The universities minister, Sam Gyimah recently suggested new guidance to be issued for the Department of Education that would tackle the no-platforming of unpopular points of view on campus. The pertinence and magnitude of the issue cannot be underplayed. Each week, politicians, philanthropists and campaigners are denied an audience in the hubs of student debate and at the centres of knowledge acquisition for the young generation; the university.
Free speech must be protected as a basic human right. Since when did any constitution stipulate the guarantee of citizen’s lives without the experience of offense? Frankly it is absurd and this sense of entitlement is destroying the fundamental principle of free speech.

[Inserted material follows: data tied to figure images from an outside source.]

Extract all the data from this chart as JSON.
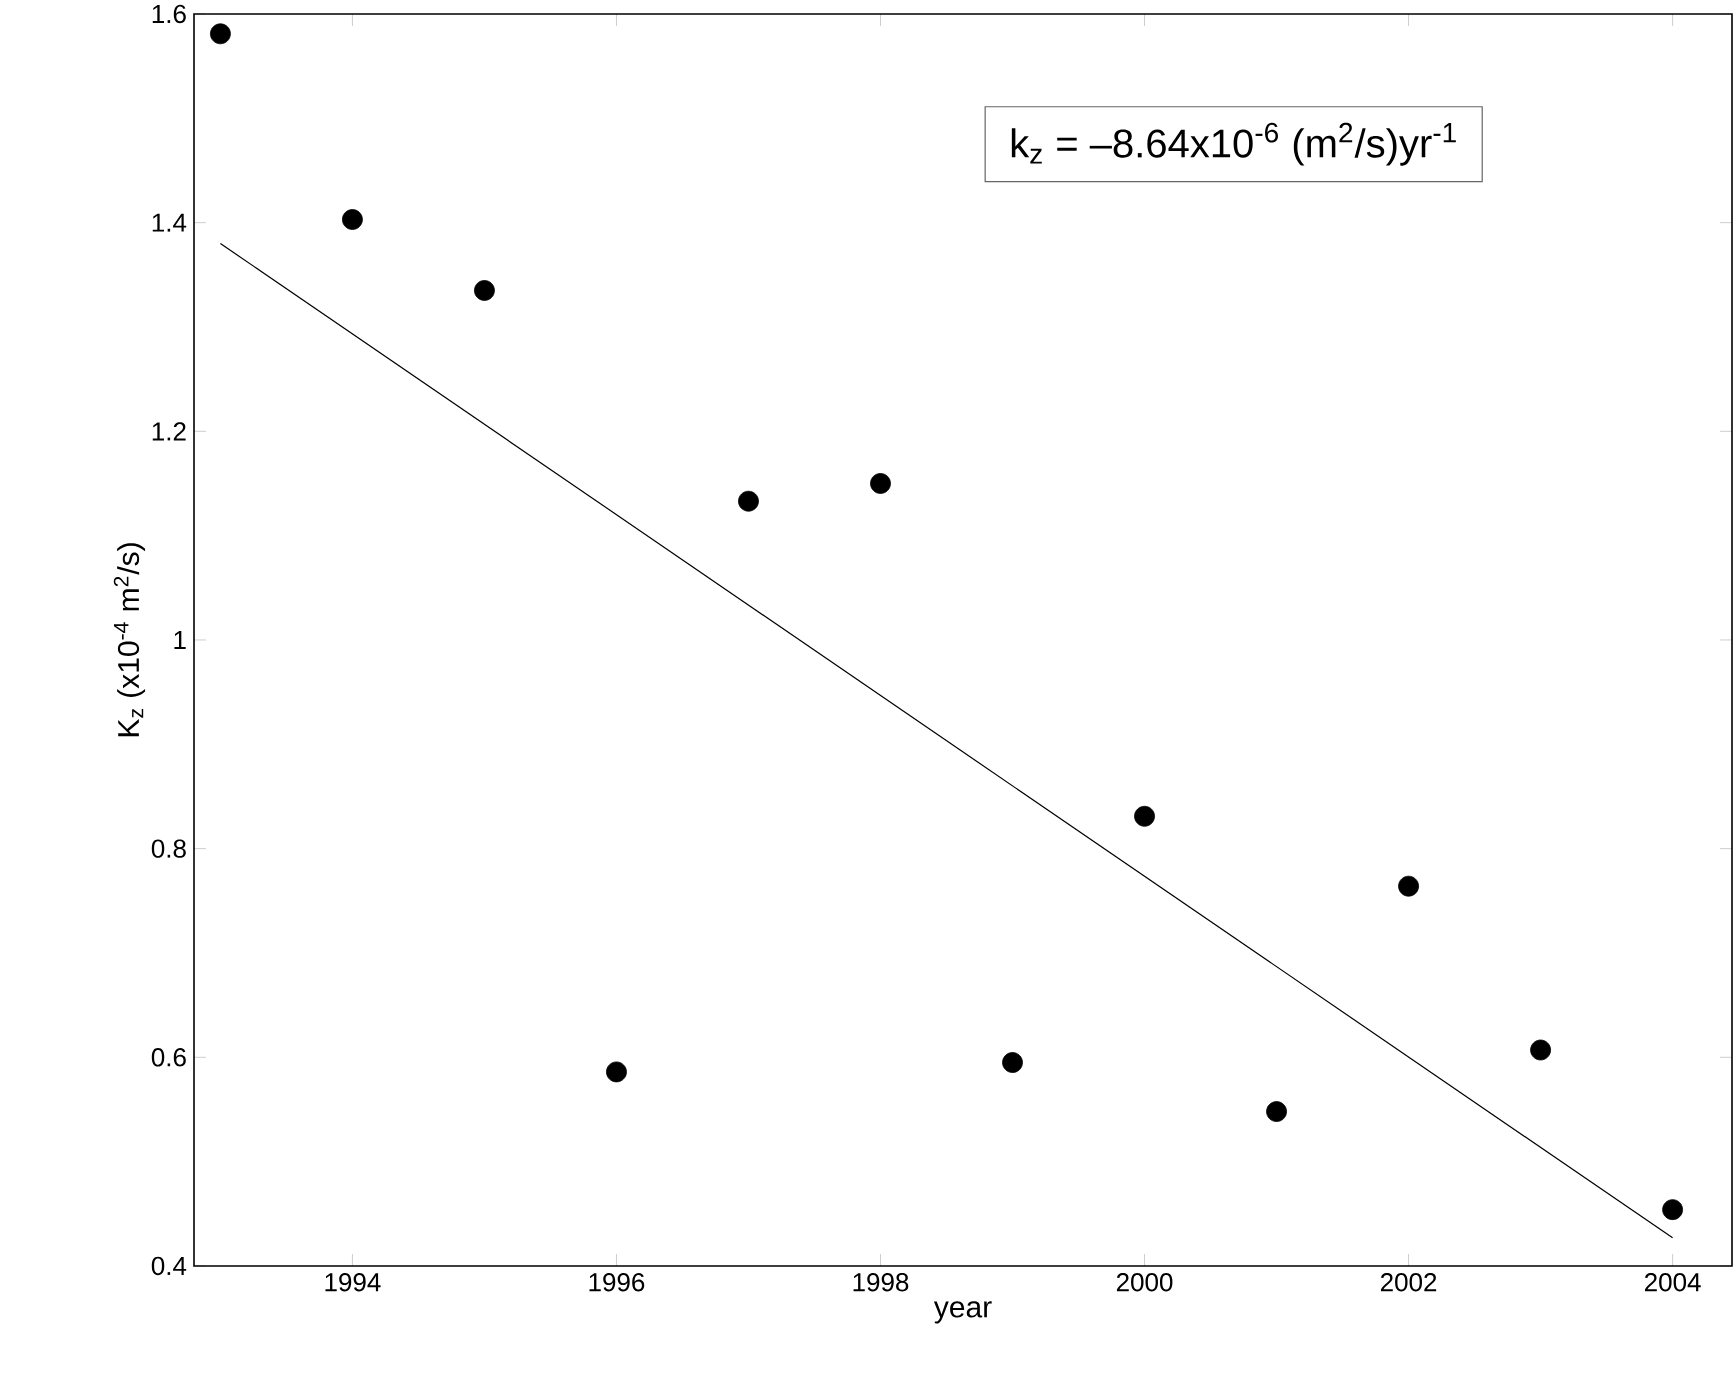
{
  "chart_data": {
    "type": "scatter",
    "xlabel": "year",
    "ylabel": "K$_{z}$ (x10$^{-4}$ m$^{2}$/s)",
    "x": [
      1993,
      1994,
      1995,
      1996,
      1997,
      1998,
      1999,
      2000,
      2001,
      2002,
      2003,
      2004
    ],
    "series": [
      {
        "color": "#000000",
        "marker": "circle",
        "values": [
          1.581,
          1.403,
          1.335,
          0.586,
          1.133,
          1.15,
          0.595,
          0.831,
          0.548,
          0.764,
          0.607,
          0.454
        ]
      },
      {
        "type": "line",
        "color": "#000000",
        "marker": "none",
        "line_style": "solid",
        "x": [
          1993,
          2004
        ],
        "values": [
          1.38,
          0.427
        ]
      }
    ],
    "xlim": [
      1992.8,
      2004.45
    ],
    "ylim": [
      0.4,
      1.6
    ],
    "xticks": [
      1994,
      1996,
      1998,
      2000,
      2002,
      2004
    ],
    "yticks": [
      0.4,
      0.6,
      0.8,
      1,
      1.2,
      1.4,
      1.6
    ],
    "grid": false,
    "annotations": [
      "k$_{z}$ = –8.64x10$^{-6}$ (m$^{2}$/s)yr$^{-1}$"
    ]
  }
}
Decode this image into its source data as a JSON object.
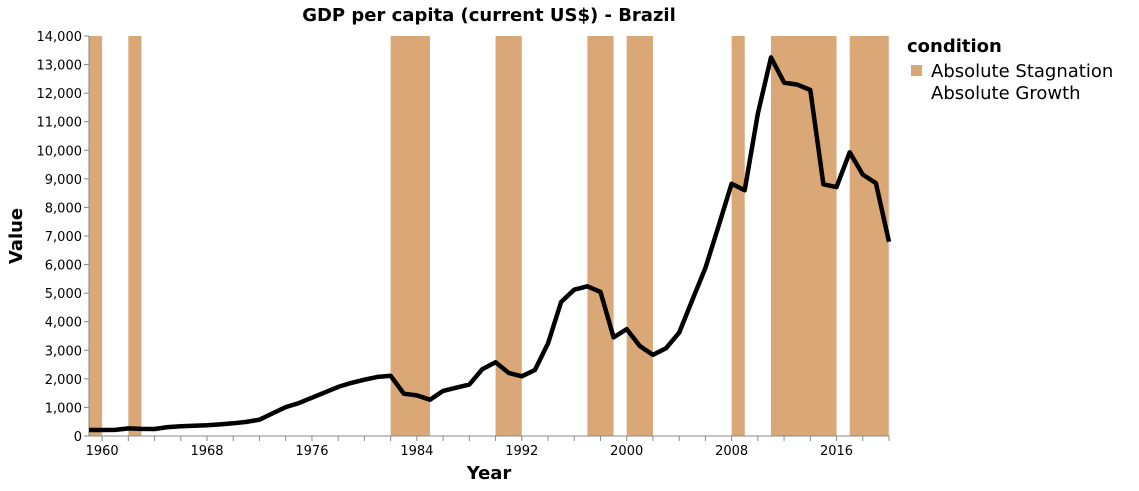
{
  "chart_data": {
    "type": "line",
    "title": "GDP per capita (current US$) - Brazil",
    "xlabel": "Year",
    "ylabel": "Value",
    "xlim": [
      1959,
      2020
    ],
    "ylim": [
      0,
      14000
    ],
    "grid": false,
    "legend_position": "top-right",
    "x_ticks": [
      1960,
      1968,
      1976,
      1984,
      1992,
      2000,
      2008,
      2016
    ],
    "y_ticks": [
      0,
      1000,
      2000,
      3000,
      4000,
      5000,
      6000,
      7000,
      8000,
      9000,
      10000,
      11000,
      12000,
      13000,
      14000
    ],
    "y_tick_labels": [
      "0",
      "1,000",
      "2,000",
      "3,000",
      "4,000",
      "5,000",
      "6,000",
      "7,000",
      "8,000",
      "9,000",
      "10,000",
      "11,000",
      "12,000",
      "13,000",
      "14,000"
    ],
    "series": [
      {
        "name": "GDP per capita",
        "color": "#000000",
        "x": [
          1959,
          1960,
          1961,
          1962,
          1963,
          1964,
          1965,
          1966,
          1967,
          1968,
          1969,
          1970,
          1971,
          1972,
          1973,
          1974,
          1975,
          1976,
          1977,
          1978,
          1979,
          1980,
          1981,
          1982,
          1983,
          1984,
          1985,
          1986,
          1987,
          1988,
          1989,
          1990,
          1991,
          1992,
          1993,
          1994,
          1995,
          1996,
          1997,
          1998,
          1999,
          2000,
          2001,
          2002,
          2003,
          2004,
          2005,
          2006,
          2007,
          2008,
          2009,
          2010,
          2011,
          2012,
          2013,
          2014,
          2015,
          2016,
          2017,
          2018,
          2019,
          2020
        ],
        "y": [
          210,
          210,
          215,
          265,
          250,
          245,
          310,
          340,
          360,
          375,
          405,
          445,
          495,
          570,
          790,
          1010,
          1150,
          1340,
          1530,
          1720,
          1860,
          1970,
          2070,
          2110,
          1480,
          1420,
          1270,
          1580,
          1690,
          1800,
          2340,
          2580,
          2210,
          2090,
          2310,
          3240,
          4690,
          5120,
          5240,
          5040,
          3450,
          3740,
          3150,
          2840,
          3070,
          3620,
          4760,
          5880,
          7340,
          8830,
          8600,
          11290,
          13250,
          12370,
          12300,
          12110,
          8810,
          8710,
          9930,
          9150,
          8850,
          6800
        ]
      }
    ],
    "conditions": [
      {
        "name": "Absolute Stagnation",
        "color": "#D9A876"
      },
      {
        "name": "Absolute Growth",
        "color": "#ffffff"
      }
    ],
    "stagnation_periods": [
      [
        1959,
        1960
      ],
      [
        1962,
        1963
      ],
      [
        1982,
        1985
      ],
      [
        1990,
        1992
      ],
      [
        1997,
        1999
      ],
      [
        2000,
        2002
      ],
      [
        2008,
        2009
      ],
      [
        2011,
        2016
      ],
      [
        2017,
        2020
      ]
    ],
    "legend_title": "condition"
  }
}
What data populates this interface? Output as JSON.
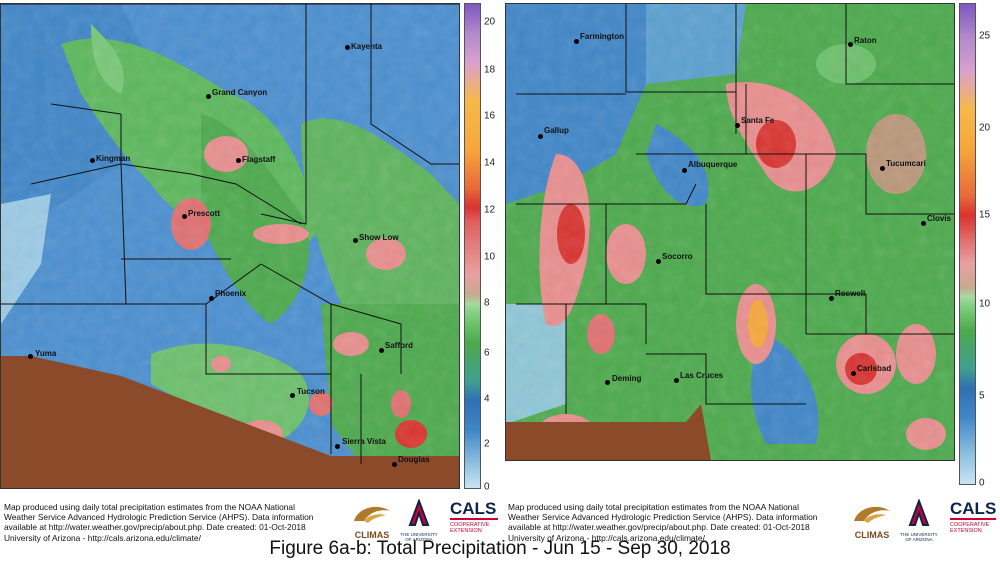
{
  "figure_caption": "Figure 6a-b: Total Precipitation - Jun 15 - Sep 30, 2018",
  "credit_text": [
    "Map produced using daily total precipitation estimates from the NOAA National",
    "Weather Service Advanced Hydrologic Prediction Service (AHPS). Data information",
    "available at http://water.weather.gov/precip/about.php. Date created: 01-Oct-2018",
    "University of Arizona - http://cals.arizona.edu/climate/"
  ],
  "logos": {
    "climas": "CLIMAS",
    "ua": "THE UNIVERSITY OF ARIZONA",
    "cals": "CALS",
    "cals_sub": "COOPERATIVE EXTENSION"
  },
  "colors": {
    "dry": "#a9d3e8",
    "low": "#3d84c6",
    "mid": "#4caa4c",
    "high": "#e98e8e",
    "heavy": "#d9332f",
    "extreme": "#f7a73c",
    "mexico": "#8b4a2a"
  },
  "panel_a": {
    "region": "Arizona",
    "colorbar_ticks": [
      "0",
      "2",
      "4",
      "6",
      "8",
      "10",
      "12",
      "14",
      "16",
      "18",
      "20"
    ],
    "cities": [
      "Kayenta",
      "Grand Canyon",
      "Kingman",
      "Flagstaff",
      "Prescott",
      "Show Low",
      "Phoenix",
      "Safford",
      "Yuma",
      "Tucson",
      "Sierra Vista",
      "Douglas"
    ]
  },
  "panel_b": {
    "region": "New Mexico",
    "colorbar_ticks": [
      "0",
      "5",
      "10",
      "15",
      "20",
      "25"
    ],
    "cities": [
      "Farmington",
      "Raton",
      "Gallup",
      "Santa Fe",
      "Albuquerque",
      "Tucumcari",
      "Clovis",
      "Socorro",
      "Roswell",
      "Deming",
      "Las Cruces",
      "Carlsbad"
    ]
  }
}
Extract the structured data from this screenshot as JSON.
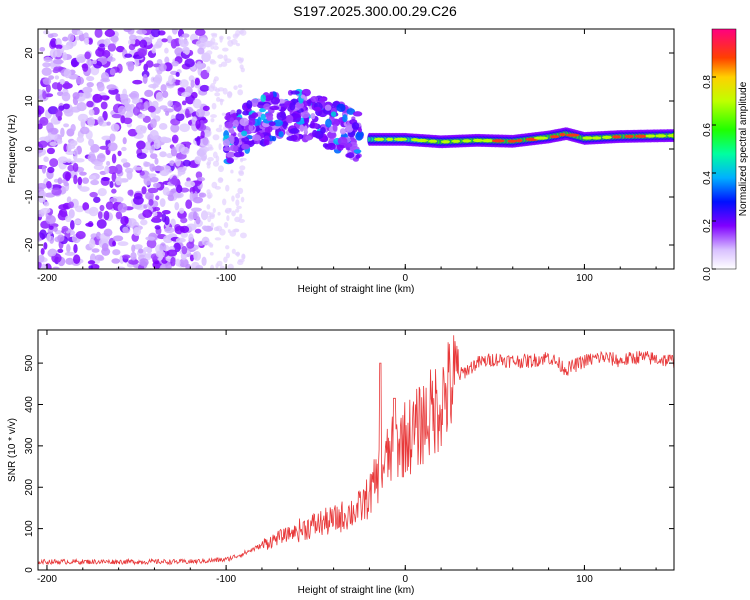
{
  "title": "S197.2025.300.00.29.C26",
  "chart_data": [
    {
      "type": "heatmap",
      "name": "spectrogram",
      "xlabel": "Height of straight line (km)",
      "ylabel": "Frequency (Hz)",
      "xlim": [
        -205,
        150
      ],
      "ylim": [
        -25,
        25
      ],
      "xticks": [
        -200,
        -100,
        0,
        100
      ],
      "yticks": [
        -20,
        -10,
        0,
        10,
        20
      ],
      "grid": false,
      "colorbar": {
        "label": "Normalized spectral amplitude",
        "ticks": [
          0.0,
          0.2,
          0.4,
          0.6,
          0.8
        ],
        "range": [
          0,
          1
        ]
      },
      "description_regions": [
        {
          "x_range": [
            -205,
            -110
          ],
          "freq_range": [
            -25,
            25
          ],
          "amplitude": 0.08,
          "character": "broadband noise"
        },
        {
          "x_range": [
            -100,
            -25
          ],
          "freq_range": [
            -5,
            12
          ],
          "amplitude": 0.2,
          "character": "scattered signal"
        },
        {
          "x_range": [
            -20,
            150
          ],
          "freq_range": [
            1,
            4
          ],
          "amplitude": 0.9,
          "character": "narrowband carrier"
        }
      ],
      "carrier_track": {
        "x": [
          -20,
          0,
          20,
          40,
          60,
          80,
          90,
          100,
          120,
          150
        ],
        "freq": [
          2,
          2,
          1.5,
          1.8,
          1.6,
          2.5,
          3.2,
          2.2,
          2.6,
          2.8
        ]
      }
    },
    {
      "type": "line",
      "name": "snr",
      "xlabel": "Height of straight line (km)",
      "ylabel": "SNR (10 * v/v)",
      "xlim": [
        -205,
        150
      ],
      "ylim": [
        0,
        580
      ],
      "xticks": [
        -200,
        -100,
        0,
        100
      ],
      "yticks": [
        0,
        100,
        200,
        300,
        400,
        500
      ],
      "grid": false,
      "series": [
        {
          "name": "SNR",
          "color": "#e8393a",
          "x": [
            -205,
            -180,
            -150,
            -120,
            -100,
            -90,
            -80,
            -70,
            -60,
            -50,
            -40,
            -30,
            -25,
            -20,
            -15,
            -10,
            -5,
            0,
            5,
            10,
            15,
            20,
            25,
            30,
            40,
            50,
            60,
            70,
            80,
            90,
            100,
            110,
            120,
            130,
            140,
            150
          ],
          "y": [
            20,
            20,
            20,
            20,
            25,
            40,
            60,
            80,
            95,
            110,
            120,
            140,
            150,
            180,
            230,
            270,
            300,
            320,
            330,
            360,
            380,
            410,
            440,
            470,
            500,
            510,
            505,
            505,
            515,
            485,
            505,
            515,
            505,
            515,
            510,
            505
          ]
        }
      ],
      "peaks": [
        {
          "x": -14,
          "y": 500
        },
        {
          "x": -6,
          "y": 415
        }
      ]
    }
  ]
}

If free speech is to become victim of systematic and institutionalised persecution, the devastating consequence will be a cloned society devoid of diversity and futuristic thought. In such an intense political climate, there are however, initiatives which strive to protect the free speech enshrined by the UK’s democratic credentials.
I have recently become involved with The Broad, a nation-wide student project which strives to nurture robust and sophisticated discussion on a broad range of subjects, with no other agenda than the promotion of free speech. Here I have experienced first-hand the outstanding quality of student debate, and it is concerning that such talent is being suppressed across the country.
I’m tired of sitting at supper shying away from vigorous debate due to an overwhelming intolerance of ‘unfashionable’ views; if our fundamental principles are to be shaped by such superficial popularity contests, society and democracy itself will derail into the abyss. To create a stronger future, or indeed a future at all, debate must flourish. It is time for those whose sensibilities controversy offends, to step aside. I may think your view is inherently flawed or in other words total crap, but I won’t refuse you a seat at supper because I disagree.
The victims of restricted free speech on campus are the students and so it is we who carry the responsibility of protecting our basic rights by standing together united. Society is entitled to all debate, society is not entitled to impose sanctions on its very existence.